Q: why information gain ratio?
A: First let's see what it represents. The numerator is the information we learn about the label. The denominator however, represents the information we learn about the attribute (feature). Or in other words, the information necessary to specify the feature value. The idea is that features with very many possible states have an unfair advantage because in the extreme case, every data example will fall in a separate feature bin and we seemingly learn a lot about the label. So by dividing by the number of bits that we are learning about the feature we compensate in the right direction: features with high entropy will be divided by a larger number and will hence be penalized more.
However....ultimately, it is a big hack. Although the penalty is in the correct direction, the size of the effect cannot be derived in any principled way. Assume we have an infinite number of data-cases. We should then not have to worry about the entropy of the feature itself: we really care about how much we learn about the label. The issue comes into play for small data-set sizes. The reason is that for a small number of examples it is much easier to drop into separate feature bins if the number of bins is large, and so it looks like we are learning about the label while in reality it was just a random fluctuation. So, it is a clean case of overfitting. As we know, overfitting is a function of the number of examples in the training set. But the gain ration does not depend on the number of training examples! Conclusion: it's a hack and you need to be careful with it.

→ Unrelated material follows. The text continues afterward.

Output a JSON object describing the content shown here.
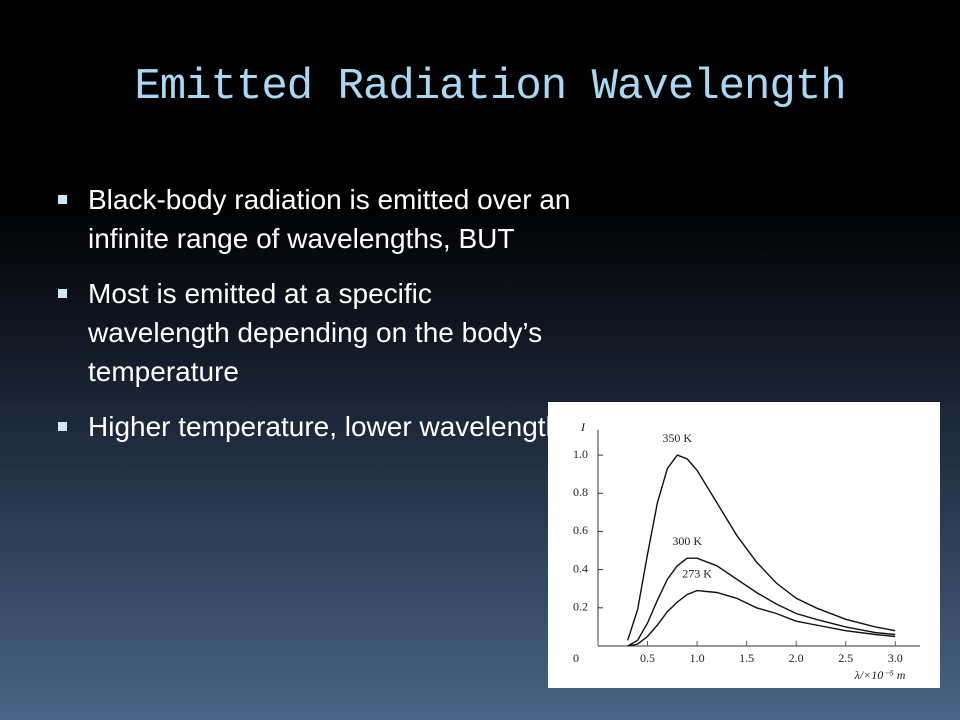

It would be much better to think of this problem in the context of overfitting directly. We not only want to ask ourselves which of the features reveals more about the label (if we could extrapolate to an infinite number of data-cases) but we need to ask ourselves if adding a feature is a good idea at all (i.e. would lead to overfitting). For this one can try to compute the probability that the feature does not reveal any information at all (i.e. an equal number of examples of both classes in each feature bin when the number of examples is taken to be very large). The observed information gain must then be a small sample effect. Note that this effect is much stronger for features with many states because it will be much easier to explain the computed information gain by a random fluctuation. Let's assume for a moment that we can compute:
P: the probability that the observed information gain is real (i.e. not a random fluke).
I would propose the following measure to be a more reasonable test between features:
Expected Information-Gain = P * Information-Gain
Note that P=P(n) is a function of the number of data-cases and for n=infinity we have P=1: any observed information is real. However when n is small P will be close to 0 and the expected information gain will be small. If we simply require that the expected information gain is larger than a some threshold (which we perhaps choose by cross-validation) then we have a principled measure to pick the next best feature (or not not pick any feature at all).